Zehner v. Village of Marshall

2006 WI App 6, 709 N.W.2d 64, 288 Wis. 2d 660, 2005 Wisc. App. LEXIS 1083
CourtCourt of Appeals of Wisconsin
DecidedDecember 8, 2005
Docket2004AP2789
StatusPublished
Cited by6 cases

This text of 2006 WI App 6 (Zehner v. Village of Marshall) is published on Counsel Stack Legal Research, covering Court of Appeals of Wisconsin primary law. Counsel Stack provides free access to over 12 million legal documents including statutes, case law, regulations, and constitutions.

Bluebook
Zehner v. Village of Marshall, 2006 WI App 6, 709 N.W.2d 64, 288 Wis. 2d 660, 2005 Wisc. App. LEXIS 1083 (Wis. Ct. App. 2005).

Opinion

LUNDSTEN, PJ.

¶ 1. This case involves a lawsuit by mobile home park renters against their landlord and their municipality. The claims in the suit relate to water and sewer fees billed to the landlord by the municipality. Appellants Kristen Zehner, James Williams, Gary Waalkens, Judy Waalkens, Bonnie Shannon, Joan Hackbarth, Walter Shakstad, and Eleanor Shakstad (collectively the renters) own mobile homes. They rent space for their homes in a mobile home park, owned by American Mobile Home, located in the Village of Marshall. 1 The renters appeal orders of the circuit court dismissing their complaint against the Village and American Mobile Home for failure to state a claim. The renters allege the Village charges American Mobile Home water/sewer fees that are unjust, unreasonable, and non-uniform when compared with fees paid by *664 other Village residents. The renters allege the higher fees are passed on to them through the rents they pay. They also allege that American Mobile Home breached its obligation under the common law, the administrative code, and the statutes to maintain its sewer system in a reasonable state of repair. Their complaint seeks declaratory judgment against the Village, and damages and a declaratory judgment against American Mobile Home.

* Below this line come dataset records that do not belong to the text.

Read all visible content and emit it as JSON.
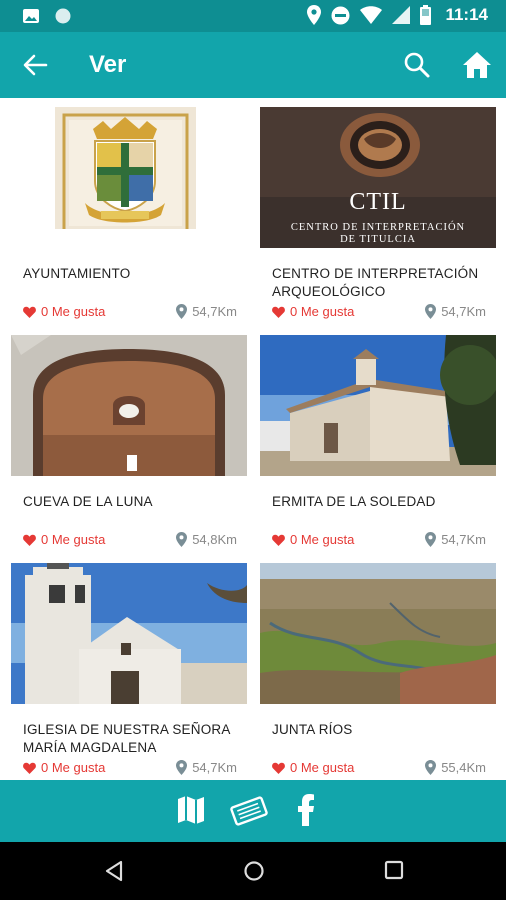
{
  "status": {
    "time": "11:14"
  },
  "appbar": {
    "title": "Ver"
  },
  "places": [
    {
      "name": "AYUNTAMIENTO",
      "likes": "0 Me gusta",
      "distance": "54,7Km"
    },
    {
      "name": "CENTRO DE INTERPRETACIÓN ARQUEOLÓGICO",
      "likes": "0 Me gusta",
      "distance": "54,7Km",
      "image_text_1": "CTIL",
      "image_text_2": "CENTRO DE INTERPRETACIÓN",
      "image_text_3": "DE TITULCIA"
    },
    {
      "name": "CUEVA DE LA LUNA",
      "likes": "0 Me gusta",
      "distance": "54,8Km"
    },
    {
      "name": "ERMITA DE LA SOLEDAD",
      "likes": "0 Me gusta",
      "distance": "54,7Km"
    },
    {
      "name": "IGLESIA DE NUESTRA SEÑORA MARÍA MAGDALENA",
      "likes": "0 Me gusta",
      "distance": "54,7Km"
    },
    {
      "name": "JUNTA RÍOS",
      "likes": "0 Me gusta",
      "distance": "55,4Km"
    }
  ],
  "colors": {
    "statusbar": "#0e8e92",
    "appbar": "#12a5ab",
    "like": "#e53935",
    "muted": "#888888"
  },
  "icons": [
    "back-arrow-icon",
    "search-icon",
    "home-icon",
    "map-icon",
    "ticket-icon",
    "facebook-icon",
    "heart-icon",
    "location-pin-icon"
  ]
}
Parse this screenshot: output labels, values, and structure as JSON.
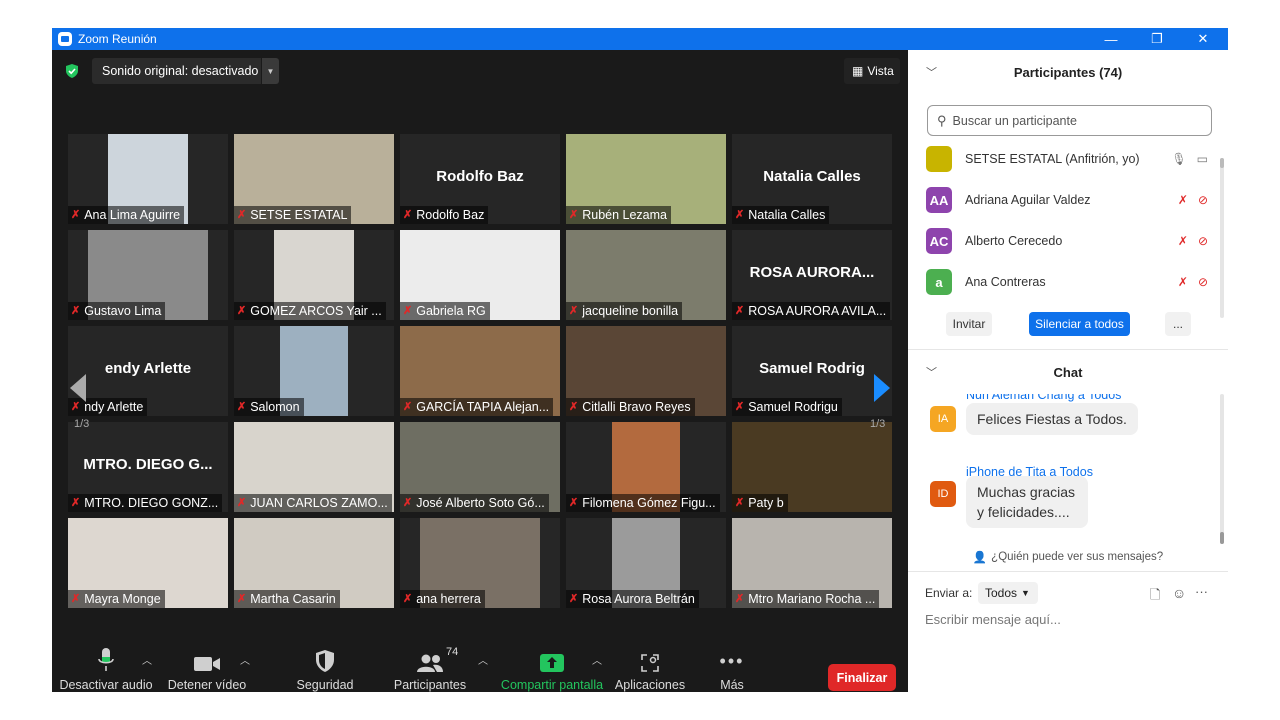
{
  "window": {
    "title": "Zoom Reunión",
    "minimize": "—",
    "restore": "❐",
    "close": "✕"
  },
  "top": {
    "sound_label": "Sonido original: desactivado",
    "view_label": "Vista"
  },
  "grid": {
    "page_left": "1/3",
    "page_right": "1/3",
    "tiles": [
      {
        "name": "Ana Lima Aguirre",
        "big": ""
      },
      {
        "name": "SETSE ESTATAL",
        "big": ""
      },
      {
        "name": "Rodolfo Baz",
        "big": "Rodolfo Baz"
      },
      {
        "name": "Rubén Lezama",
        "big": ""
      },
      {
        "name": "Natalia Calles",
        "big": "Natalia Calles"
      },
      {
        "name": "Gustavo Lima",
        "big": ""
      },
      {
        "name": "GOMEZ ARCOS Yair ...",
        "big": ""
      },
      {
        "name": "Gabriela RG",
        "big": ""
      },
      {
        "name": "jacqueline bonilla",
        "big": ""
      },
      {
        "name": "ROSA AURORA AVILA...",
        "big": "ROSA AURORA..."
      },
      {
        "name": "ndy  Arlette",
        "big": "endy  Arlette"
      },
      {
        "name": "Salomon",
        "big": ""
      },
      {
        "name": "GARCÍA TAPIA Alejan...",
        "big": ""
      },
      {
        "name": "Citlalli Bravo Reyes",
        "big": ""
      },
      {
        "name": "Samuel Rodrigu",
        "big": "Samuel Rodrig"
      },
      {
        "name": "MTRO. DIEGO GONZ...",
        "big": "MTRO. DIEGO G..."
      },
      {
        "name": "JUAN CARLOS ZAMO...",
        "big": ""
      },
      {
        "name": "José Alberto Soto Gó...",
        "big": ""
      },
      {
        "name": "Filomena Gómez Figu...",
        "big": ""
      },
      {
        "name": "Paty b",
        "big": ""
      },
      {
        "name": "Mayra Monge",
        "big": ""
      },
      {
        "name": "Martha Casarin",
        "big": ""
      },
      {
        "name": "ana herrera",
        "big": ""
      },
      {
        "name": "Rosa Aurora Beltrán",
        "big": ""
      },
      {
        "name": "Mtro Mariano Rocha ...",
        "big": ""
      }
    ]
  },
  "toolbar": {
    "mute": "Desactivar audio",
    "video": "Detener vídeo",
    "security": "Seguridad",
    "participants": "Participantes",
    "participants_count": "74",
    "share": "Compartir pantalla",
    "apps": "Aplicaciones",
    "more": "Más",
    "end": "Finalizar"
  },
  "participants_panel": {
    "title": "Participantes (74)",
    "search_placeholder": "Buscar un participante",
    "rows": [
      {
        "initials": "",
        "name": "SETSE ESTATAL (Anfitrión, yo)",
        "color": "#c8b400"
      },
      {
        "initials": "AA",
        "name": "Adriana Aguilar Valdez",
        "color": "#8e44ad"
      },
      {
        "initials": "AC",
        "name": "Alberto Cerecedo",
        "color": "#8e44ad"
      },
      {
        "initials": "a",
        "name": "Ana Contreras",
        "color": "#4caf50"
      }
    ],
    "invite": "Invitar",
    "mute_all": "Silenciar a todos",
    "more": "..."
  },
  "chat": {
    "title": "Chat",
    "cut_sender": "Nuri Aleman Chang a Todos",
    "messages": [
      {
        "initials": "IA",
        "color": "#f5a623",
        "sender": "",
        "text": "Felices Fiestas a Todos."
      },
      {
        "initials": "ID",
        "color": "#e05a10",
        "sender": "iPhone de Tita a Todos",
        "text": "Muchas gracias y felicidades...."
      }
    ],
    "who_sees": "¿Quién puede ver sus mensajes?",
    "send_to_label": "Enviar a:",
    "send_to_value": "Todos",
    "input_placeholder": "Escribir mensaje aquí..."
  }
}
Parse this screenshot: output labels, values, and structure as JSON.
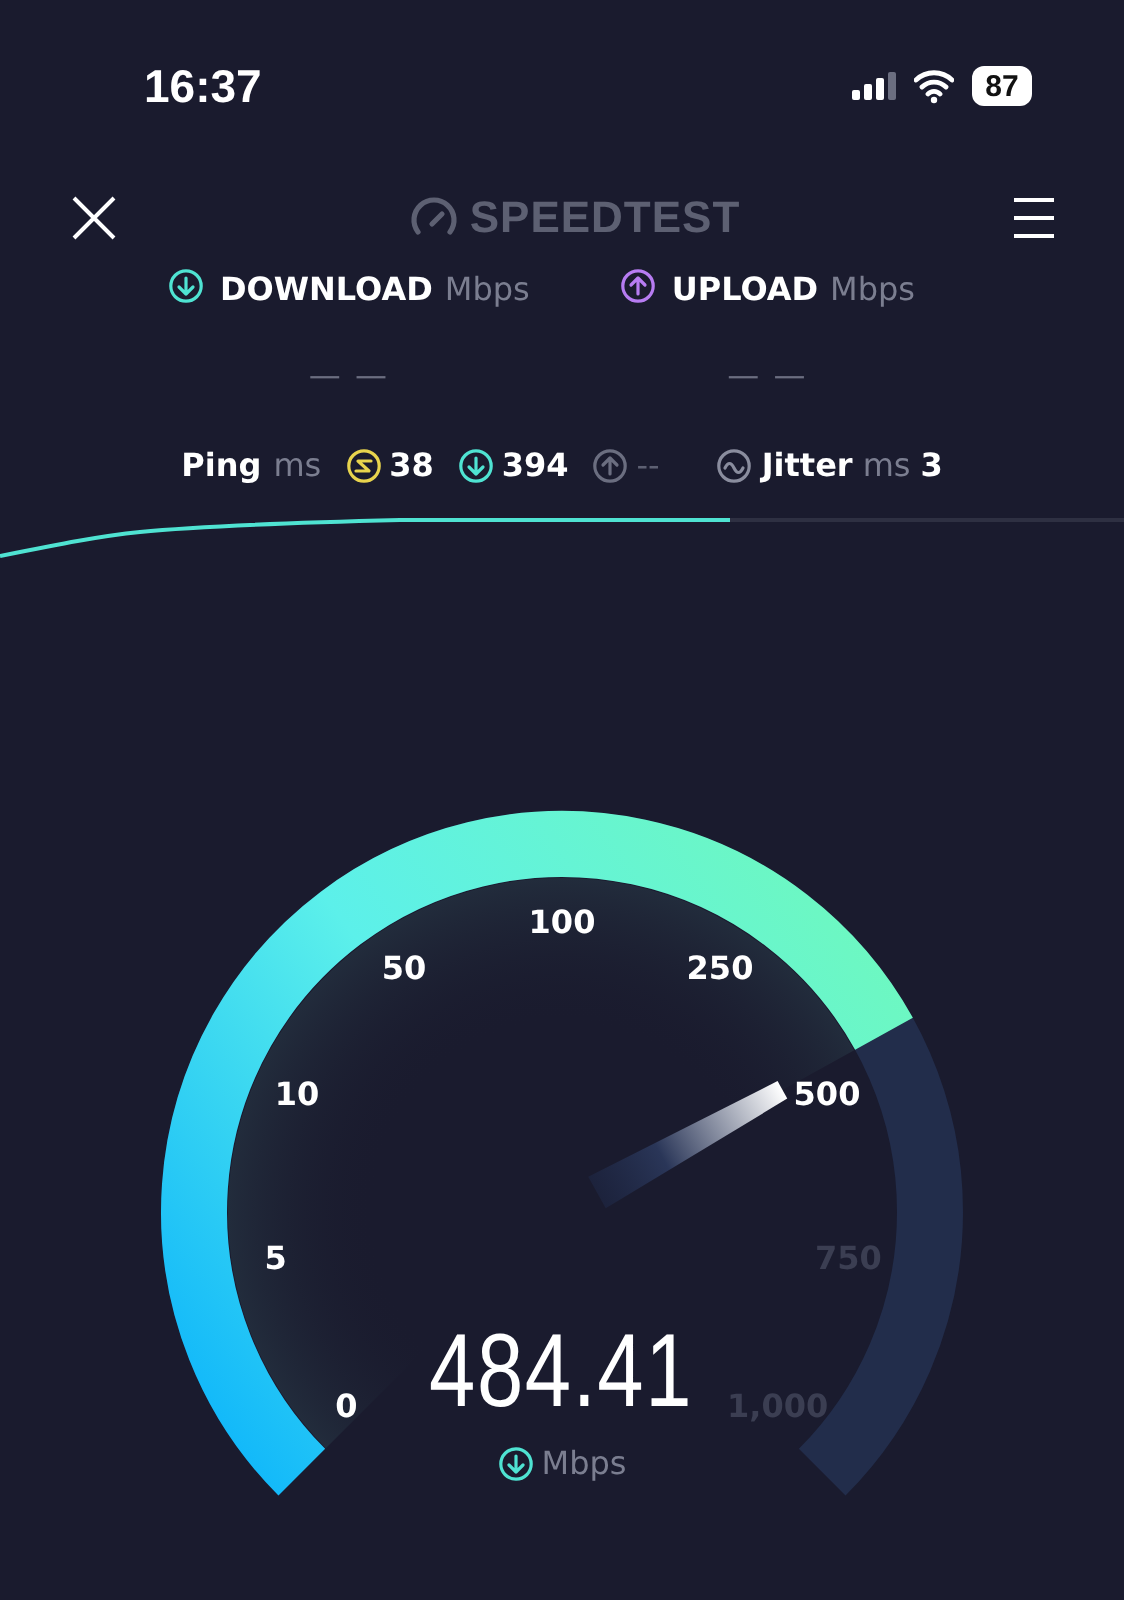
{
  "status_bar": {
    "time": "16:37",
    "battery": "87"
  },
  "header": {
    "logo": "SPEEDTEST"
  },
  "results": [
    {
      "kind": "download",
      "label": "DOWNLOAD",
      "unit": "Mbps",
      "value": "— —"
    },
    {
      "kind": "upload",
      "label": "UPLOAD",
      "unit": "Mbps",
      "value": "— —"
    }
  ],
  "ping": {
    "label": "Ping",
    "unit": "ms",
    "readings": [
      {
        "kind": "idle",
        "value": "38"
      },
      {
        "kind": "download",
        "value": "394"
      },
      {
        "kind": "upload",
        "value": "--"
      }
    ]
  },
  "jitter": {
    "label": "Jitter",
    "unit": "ms",
    "value": "3"
  },
  "gauge": {
    "ticks": [
      {
        "label": "0",
        "active": true
      },
      {
        "label": "5",
        "active": true
      },
      {
        "label": "10",
        "active": true
      },
      {
        "label": "50",
        "active": true
      },
      {
        "label": "100",
        "active": true
      },
      {
        "label": "250",
        "active": true
      },
      {
        "label": "500",
        "active": true
      },
      {
        "label": "750",
        "active": false
      },
      {
        "label": "1,000",
        "active": false
      }
    ],
    "value": "484.41",
    "unit": "Mbps"
  }
}
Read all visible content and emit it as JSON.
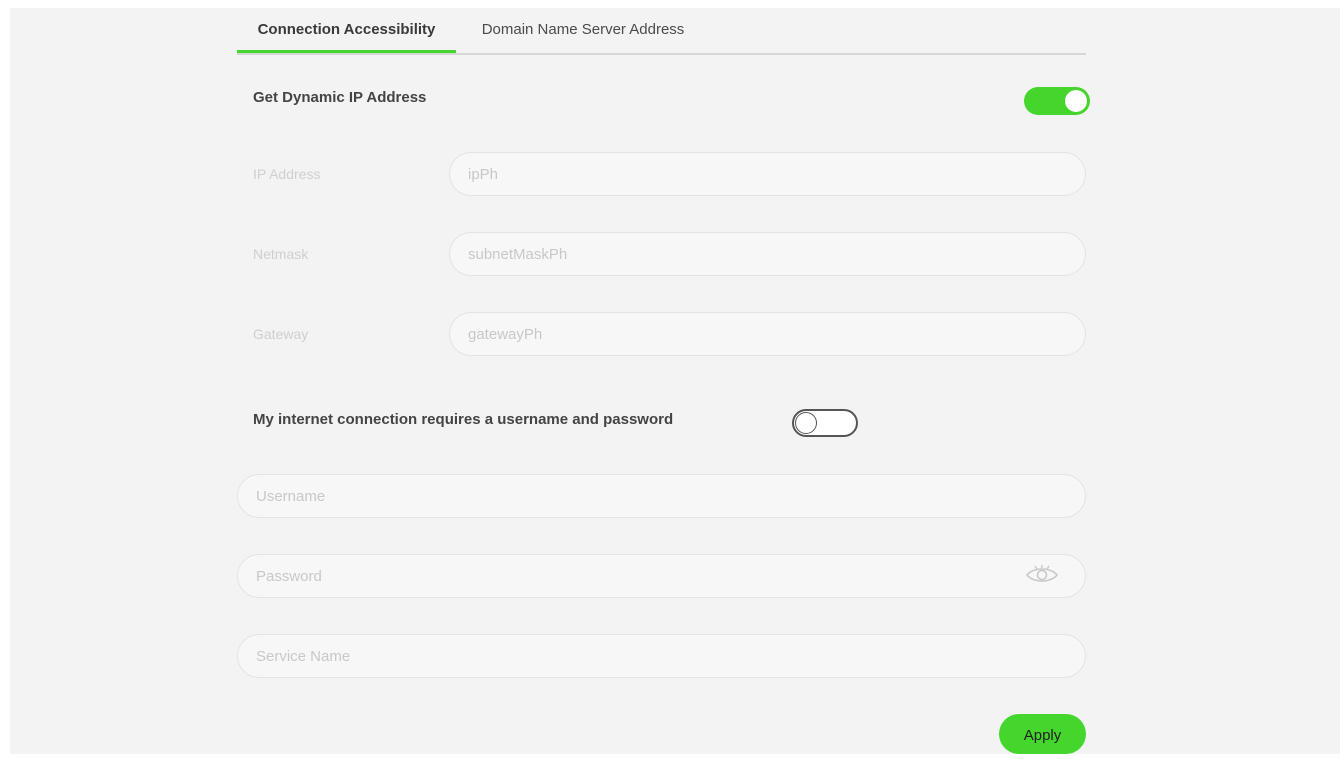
{
  "tabs": [
    {
      "label": "Connection Accessibility",
      "active": true
    },
    {
      "label": "Domain Name Server Address",
      "active": false
    }
  ],
  "dynamic_ip": {
    "label": "Get Dynamic IP Address",
    "enabled": true
  },
  "static_fields": [
    {
      "label": "IP Address",
      "placeholder": "ipPh"
    },
    {
      "label": "Netmask",
      "placeholder": "subnetMaskPh"
    },
    {
      "label": "Gateway",
      "placeholder": "gatewayPh"
    }
  ],
  "auth": {
    "label": "My internet connection requires a username and password",
    "enabled": false,
    "username_placeholder": "Username",
    "password_placeholder": "Password",
    "service_name_placeholder": "Service Name"
  },
  "apply_label": "Apply",
  "icons": {
    "password_visibility": "eye-icon"
  },
  "colors": {
    "accent": "#44d62c",
    "panel_background": "#f3f3f3"
  }
}
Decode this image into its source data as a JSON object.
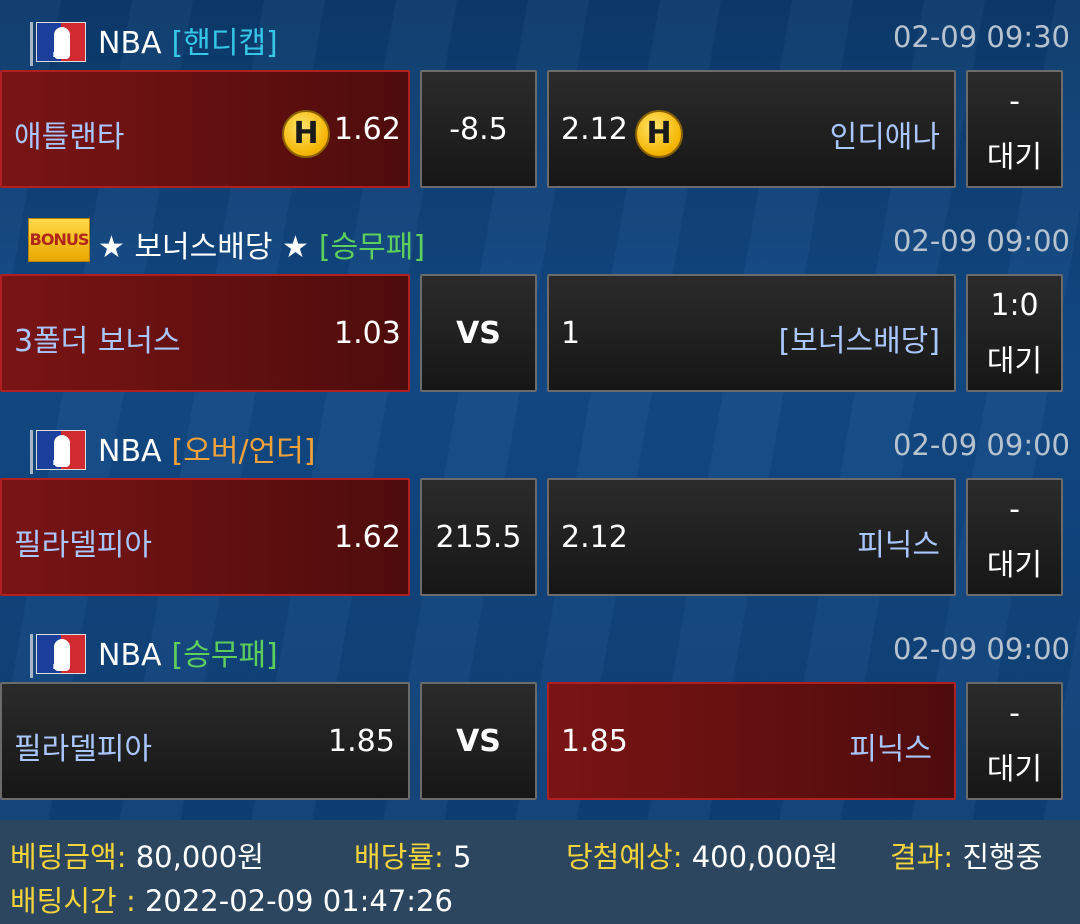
{
  "matches": [
    {
      "league": "NBA",
      "bet_type": "[핸디캡]",
      "time": "02-09 09:30",
      "home": {
        "name": "애틀랜타",
        "odds": "1.62",
        "badge": "H"
      },
      "middle": "-8.5",
      "away": {
        "name": "인디애나",
        "odds": "2.12",
        "badge": "H"
      },
      "status": {
        "line1": "-",
        "line2": "대기"
      }
    },
    {
      "league": "★ 보너스배당 ★",
      "league_logo_text": "BONUS",
      "bet_type": "[승무패]",
      "time": "02-09 09:00",
      "home": {
        "name": "3폴더 보너스",
        "odds": "1.03"
      },
      "middle": "VS",
      "away": {
        "name": "[보너스배당]",
        "odds": "1"
      },
      "status": {
        "line1": "1:0",
        "line2": "대기"
      }
    },
    {
      "league": "NBA",
      "bet_type": "[오버/언더]",
      "time": "02-09 09:00",
      "home": {
        "name": "필라델피아",
        "odds": "1.62"
      },
      "middle": "215.5",
      "away": {
        "name": "피닉스",
        "odds": "2.12"
      },
      "status": {
        "line1": "-",
        "line2": "대기"
      }
    },
    {
      "league": "NBA",
      "bet_type": "[승무패]",
      "time": "02-09 09:00",
      "home": {
        "name": "필라델피아",
        "odds": "1.85"
      },
      "middle": "VS",
      "away": {
        "name": "피닉스",
        "odds": "1.85"
      },
      "status": {
        "line1": "-",
        "line2": "대기"
      }
    }
  ],
  "nba_logo_text": "NBA",
  "summary": {
    "bet_amount_label": "베팅금액:",
    "bet_amount": "80,000원",
    "odds_label": "배당률:",
    "odds": "5",
    "expected_label": "당첨예상:",
    "expected": "400,000원",
    "result_label": "결과:",
    "result": "진행중",
    "bet_time_label": "배팅시간 :",
    "bet_time": "2022-02-09 01:47:26"
  },
  "colors": {
    "selected": "#7a1414",
    "handicap_tag": "#36c6e6",
    "win_draw_tag": "#5ccf5c",
    "over_under_tag": "#f0a23a",
    "label_yellow": "#f2d33c"
  },
  "icons": {
    "handicap_badge": "h-badge-icon",
    "league_logo": "nba-logo-icon"
  }
}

¶ 2. The renters contend the circuit court erred in concluding that they lacked standing to challenge the water/sewer fees the Village charges American Mobile Home. The renters also argue the circuit court erred in determining that they did not state a claim upon which relief could be granted against American Mobile Home under common law, the administrative code, or the statutes. We affirm the circuit court. 2

Background

¶ 3. Because the issue on appeal is whether the renters' complaint states a claim, the pertinent facts are those alleged in the complaint, which are as follows.

¶ 4. The renters own mobile homes situated in a mobile home park owned and managed by American *665 Mobile Home. The park is located within the Village of Marshall. The renters own the mobile homes in which they live, but they rent the lots on which the homes sit from American Mobile Home.

¶ 5. The sewer system in the mobile home park is defective. Groundwater infiltrates the park's sewer pipes, thereby increasing the volume of sewage going into the Village sewer system from the park.

¶ 6. The Village determines the charges assessed to residents for the water and sewer system, including American Mobile Home. Water inflow and sewer outflow are charged as a single service with a single fee by the Village. The Village charges American Mobile Home for water/sewer service based on sewer outflow volume. The Village charges all other Village residents for water/sewer service based on water inflow. The Village began using the different billing method for American Mobile Home because the Village determined that American's mobile home park was responsible for significant groundwater infiltration into the sewer system. The Village has the authority to require American Mobile Home to repair its sewer equipment to stop groundwater infiltration, but the Village chose to address the issue by charging American Mobile Home water/sewer fees based on sewer outflow. The result is that American Mobile Home is charged more than if it were charged based on water inflow like other Village residents, and more than if American Mobile Home repaired its sewer line.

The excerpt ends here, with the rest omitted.